Solidarity organizing means aligning our work with the voices of greatest impact meaning: communities of color, women, the Global South, queers and the working class.

This framework of questioning the deeper root of issues is a transition towards justice.  Gustavus holds justice as one of the core five values, and I believe that a justice framework is one that builds upon and goes beyond service.  When we engage in local volunteer opportunities we gain a glimpse at a need or many needs.  Collective justice is a way of understanding that all of these needs share common roots and in addressing these common roots is where the principle and practice of solidarity fits in.

Working for justice is working for long-term solutions and it takes deep reflection and processing of our own identities.  For example, I am a 21-year-old, heterosexual, able-bodied, Thai, Chinese, Laotian “American” woman, first generation college student with two immigrant parents.  I’m a soon to be college graduate who is from a low-income socioeconomic class.  What does all of this mean in the context of working for change?  It means I can understand my own impact from various deeply rooted issues in relation to others that may share similar identities as me.  I also begin to understand my privilege and access to power.  This continuous reflection and critical analysis also serves as the foundation for organizing for/in solidarity.

What do I mean by “organizing?”  I don’t mean taking the whole afternoon to put everything away in your closet, I mean the act of getting people together to 1) win real improvements in their lives, 2) build a sense of collective, shared power and 3) permanently alter power relations in a way where communities have more say in controlling their own lives.

Working for justice or organizing for justice is about impact.  Impact influences input, that is, those who are most deeply affected by racism, sexism, climate change, classism, homophobia and imperialism should have the greatest say in what the solutions are.

Solidarity organizing means aligning our work with the voices of greatest impact meaning: communities of color, women, the Global South, queers and the working class. Organizing in partnership with communities who are most impacted reminds us how important the work is and how we have so much to learn from these communities.  Working for justice means building power together in order to create large-scale change that will affect the root causes of needs that we see.

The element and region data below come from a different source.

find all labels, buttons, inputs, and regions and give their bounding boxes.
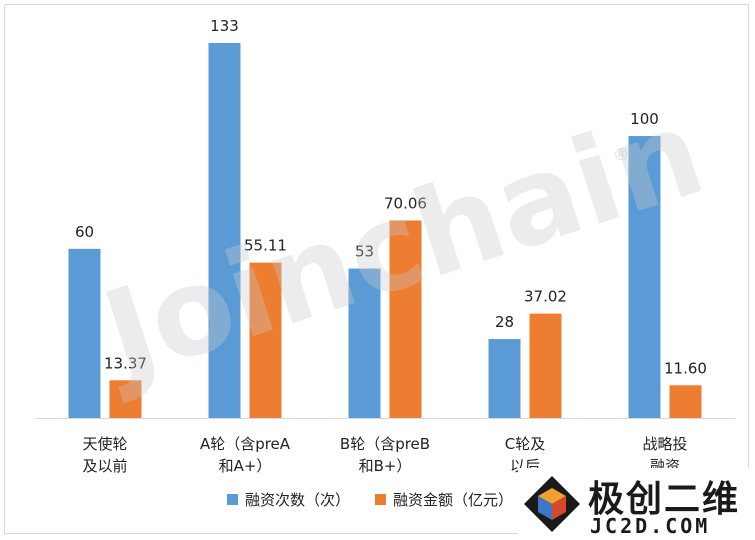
bar-series2-4 — [529, 313, 562, 418]
data-label-series2-5: 11.60 — [664, 359, 707, 377]
bar-series2-3 — [389, 220, 422, 418]
category-label-3-line1: B轮（含preB — [340, 435, 430, 453]
data-label-series1-2: 133 — [210, 17, 239, 35]
legend-label-series2: 融资金额（亿元） — [393, 491, 513, 509]
data-label-series2-2: 55.11 — [244, 237, 287, 255]
logo-subtitle: JC2D.COM — [590, 514, 711, 538]
legend-swatch-series2 — [375, 494, 386, 505]
chart-frame: 60 13.37 天使轮及以前 133 55.11 A轮（含preA 和A+） 53 70.06… — [4, 4, 749, 534]
bar-series2-1 — [109, 380, 142, 418]
data-label-series2-3: 70.06 — [384, 194, 427, 212]
bar-series1-4 — [488, 339, 521, 418]
category-label-4-line1: C轮及 — [505, 435, 545, 453]
bar-series1-1 — [68, 248, 101, 418]
data-label-series1-5: 100 — [630, 110, 659, 128]
category-label-2-line2: 和A+） — [219, 457, 272, 475]
category-label-3-line2: 和B+） — [359, 457, 412, 475]
category-label-1-line2: 及以前 — [82, 457, 127, 475]
bar-series1-5 — [628, 136, 661, 419]
logo-cube-icon — [524, 476, 580, 532]
bar-series2-2 — [249, 262, 282, 418]
bar-series1-3 — [348, 268, 381, 418]
category-label-2-line1: A轮（含preA — [200, 435, 291, 453]
legend-swatch-series1 — [227, 494, 238, 505]
category-label-5-line1: 战略投 — [642, 435, 687, 453]
data-label-series1-1: 60 — [75, 223, 94, 241]
legend-label-series1: 融资次数（次） — [245, 491, 350, 509]
data-label-series2-1: 13.37 — [104, 354, 147, 372]
category-label-1-line1: 天使轮 — [82, 435, 127, 453]
logo-title: 极创二维 — [588, 479, 741, 520]
bar-series2-5 — [669, 385, 702, 418]
corner-logo: 极创二维 JC2D.COM — [518, 468, 754, 540]
data-label-series2-4: 37.02 — [524, 288, 567, 306]
data-label-series1-3: 53 — [355, 243, 374, 261]
bar-series1-2 — [208, 43, 241, 418]
data-label-series1-4: 28 — [495, 313, 514, 331]
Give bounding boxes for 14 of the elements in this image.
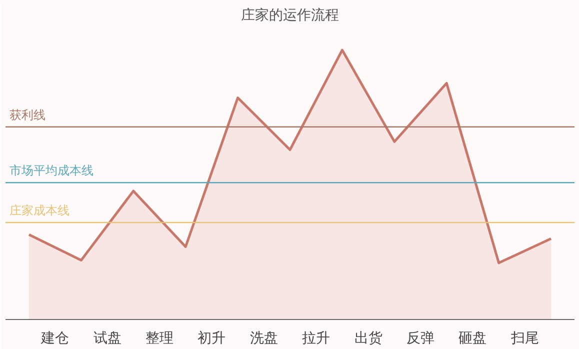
x-tick-label: 建仓 [40,330,70,346]
x-tick-label: 扫尾 [510,330,539,346]
x-tick-label: 整理 [145,330,174,346]
ref-line-label: 市场平均成本线 [10,164,94,178]
x-tick-label: 洗盘 [250,330,278,346]
chart-title: 庄家的运作流程 [241,8,339,24]
x-tick-label: 砸盘 [458,330,487,346]
ref-line-label: 获利线 [10,108,46,122]
x-tick-label: 出货 [354,330,382,346]
ref-line-label: 庄家成本线 [10,204,70,218]
x-tick-label: 初升 [198,330,226,346]
x-tick-label: 试盘 [93,330,122,346]
x-tick-label: 拉升 [302,330,330,346]
x-tick-label: 反弹 [406,330,435,346]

We live in a world of differences and working for collective power and justice is complex, but this cannot be an excuse.  Just because things are “hard” doesn’t mean they are not important.  Part of doing the work is questioning why it’s so “hard” or “tough.”  Working for justice is not a one time volunteer experience, it’s committing to the long haul because we need long-term solutions.  What is really stopping us from engaging in justice work?